One other thing: You can state the process narrative from different perspectives. You can describe from the dreamer's perspective (i.e. someone is trying to get away from someone else...) or you can describe it from another dream character's perspective (i.e. someone is trying to catch up with someone else...). By stating the process narrative from other perspective, you help the dreamer get beyond a narrow view of the dream's deeper meaning, and look at his or her own behavior through the lens of another dream character. This multidimensional approach will support Gestalt dream work when you get around to working with the imagery (in Step Four of the Five Step Method).

Applying the FiveStar Method to Group Dream Work

Students of the FiveStar Method often ask me how to apply the FSM in a therapeutic or personal growth group. Interestingly, I originally conceived the FSM as a group dream work method, probably because I received some training years ago with Montague Ullman, whose approach to group dream work is well known and highly effective. But after using the FSM in group and individual work, I’ve discovered that it doesn’t depend on a group for its effectiveness. That being said, it can offer a group that is lead by a seasoned leader a very dynamic interactive process, which can enhance personal insight, faciliate interpersonal learning, and deepen intimacy.

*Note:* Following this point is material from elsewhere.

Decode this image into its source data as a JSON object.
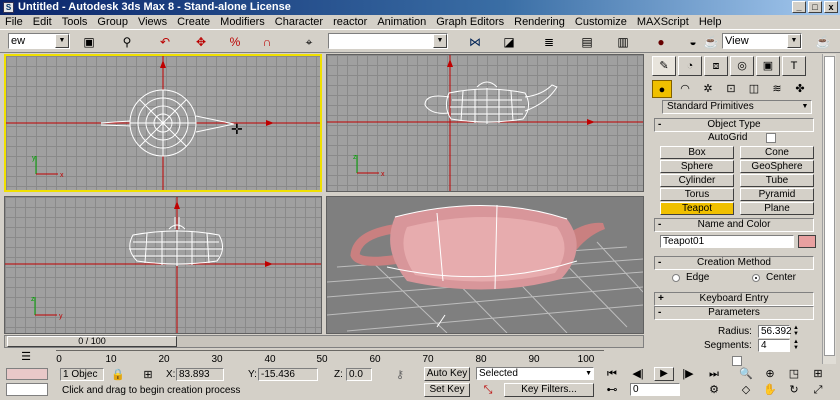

The problem, as most therapists realize, is that a group of inexperienced group members will often make precipitous and invasive interpretations that effectively short-circuit the process of slower and surer discovery, and override the dreamer’s role as the ultimate authority. This is partly due to the age-old belief that dream analysis involves figuring out what the dream is saying, or what it means. Within this tradition, dream workers focus on dream images or “symbols” as the carrier of meaning, and may set about to “solve the puzzle,” rather than viewing the dream through the lens of cocreative or relational dream theory, which treats the dream as an interactive process between the dreamer and the dream content that unfolds in real time–like any real relationship. As the first systematic approach to relational dream work, the FSM focuses prinicipally on the dreamer’s responses to the dream imagery–his or her feelings, thoughts, and reactions in response to what manifests “out there” in the dream. The FSM also views theses responses as “cocreative” of the dream’s outcome, because the dreamer’s reactions clearly affects how the imagery behaves, and so on, in a synchronous feedback look. Until a group becomes familiar with this relational reorientation, they will operate according to the old model, and they will focus on interpreting the images rather than helping the dreamer see how he or she is interacting with, or relating to the dream content.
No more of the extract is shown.